The renewable energy project will be completed three years from now.

India has launched the 'Khavda' energy park, the world's largest renewable energy project in salt deserts, separating India from Pakistan.

The developers of the projects said that the solar and wind energy projects will be so big that they will be visible from space, which will be completed three years from now.

India Launches' Khavda'

'Khavda' was named after the village nearest to the project site. Thousands of laborers install pillars on which solar panels will be mounted at the site that will rise like perfectly aligned concrete cactuses that stretch as far as the eye can see.

The heavy industrial activity will be placed in the middle of the Rann of Kutch in western India's Gujarat state, which makes the project bizarre. Rann is an unforgiving salt desert and marshland at least 70 kilometers (43.5 miles) from the nearest human habitation, a short army truck ride away from one of the world's most tense international borders separating the two South Asian nations.

Other workers were building foundations for enormous wind turbines to be installed, transporting construction materials, building substations, and setting wires for miles.

The project will spread over 726 square kilometers (280 square miles), as large as Singapore. The Indian government said the project will cost at least $2.26 billion.

Some leaders supported the shift to renewable energy, a vital issue at the ongoing COP28 climate summit. The Indian government targets tripling renewable energy worldwide while restraining the use of coal, oil, and natural gas that emit planet-warming gases into the atmosphere.
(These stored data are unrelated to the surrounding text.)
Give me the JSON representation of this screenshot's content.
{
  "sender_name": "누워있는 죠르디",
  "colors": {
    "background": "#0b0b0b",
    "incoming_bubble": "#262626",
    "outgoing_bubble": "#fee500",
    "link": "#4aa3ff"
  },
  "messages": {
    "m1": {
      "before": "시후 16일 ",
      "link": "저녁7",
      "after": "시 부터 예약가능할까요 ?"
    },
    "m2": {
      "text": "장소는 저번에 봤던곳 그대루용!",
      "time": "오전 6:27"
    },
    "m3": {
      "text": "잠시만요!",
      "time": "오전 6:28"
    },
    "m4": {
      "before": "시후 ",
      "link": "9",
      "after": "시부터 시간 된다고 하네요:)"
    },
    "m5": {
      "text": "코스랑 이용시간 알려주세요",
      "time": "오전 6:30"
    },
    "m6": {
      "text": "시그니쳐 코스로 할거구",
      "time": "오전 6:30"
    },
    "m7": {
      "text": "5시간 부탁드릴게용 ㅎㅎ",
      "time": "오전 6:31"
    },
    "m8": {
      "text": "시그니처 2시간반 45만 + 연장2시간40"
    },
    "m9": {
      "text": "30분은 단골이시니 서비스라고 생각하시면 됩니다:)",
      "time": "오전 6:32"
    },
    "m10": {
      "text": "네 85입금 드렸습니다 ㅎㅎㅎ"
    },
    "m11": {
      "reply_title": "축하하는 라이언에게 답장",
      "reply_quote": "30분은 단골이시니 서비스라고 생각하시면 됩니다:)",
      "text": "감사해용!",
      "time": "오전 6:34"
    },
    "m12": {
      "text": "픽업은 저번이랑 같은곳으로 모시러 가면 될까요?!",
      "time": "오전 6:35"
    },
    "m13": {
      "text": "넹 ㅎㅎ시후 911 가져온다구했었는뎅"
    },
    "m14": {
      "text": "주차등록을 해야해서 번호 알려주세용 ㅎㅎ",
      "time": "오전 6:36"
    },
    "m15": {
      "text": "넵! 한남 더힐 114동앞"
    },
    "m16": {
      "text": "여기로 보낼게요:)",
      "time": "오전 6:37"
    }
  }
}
Once the project is completed, the project will supply 30 gigawatts of renewable energy annually, enough to power nearly 18 million Indian homes.

India aims to install 500 gigawatts of clean energy by the end of the decade and reach net zero emissions by 2070. The project site will contribute significantly to the world's most populous country's transition to producing energy from non-carbon spewing sources.

INDIA-POVERTY-SALT
Salt pan worker Sanjuben Melabhai (L) works with her son Mahesh at a salt pan in the Khadaghoda Sector in the Little Rann of Kutch, some 160 kms from Ahmedabad on February 7, 2010. In India's salt-producing heartland, thousands of families including children as young as 10 toil in the desert using a harvesting technique that is unchanged in centuries. In Little Rann of Kutch, a barren brownish desert and local centre of in-land salt production, an estimated 200,000 people work barefoot in extreme hardship, exposed to a relentless sun and a host of occupational dangers. SAM PANTHAKY/AFP via Getty Images

Environmental Impact

The environmental experts and social activists said that India's transition to renewable energy without environmental impact assessments could have adverse consequences.

Abi T Vanak, a conservation scientist with the Bengaluru-based Ashoka Trust for Research in Ecology and the Environment, said that the salt desert is a unique landscape that is rich in flora and fauna, including flamingos, desert foxes, and migratory bird species that fly from Europe and Africa to winter in the Kutch region.

He said Kutch and other similar regions were not recognized as valid ecosystems. Sandip Virmani, an environmentalist based in Kutch, added that large-scale projects might impact dairies and other local businesses in the region.

Hirelal Rajde, a resident of Khavda, was mindful of the upcoming project and believed the developments were good and bad. But he firmly said that the project will benefit more than cause problems.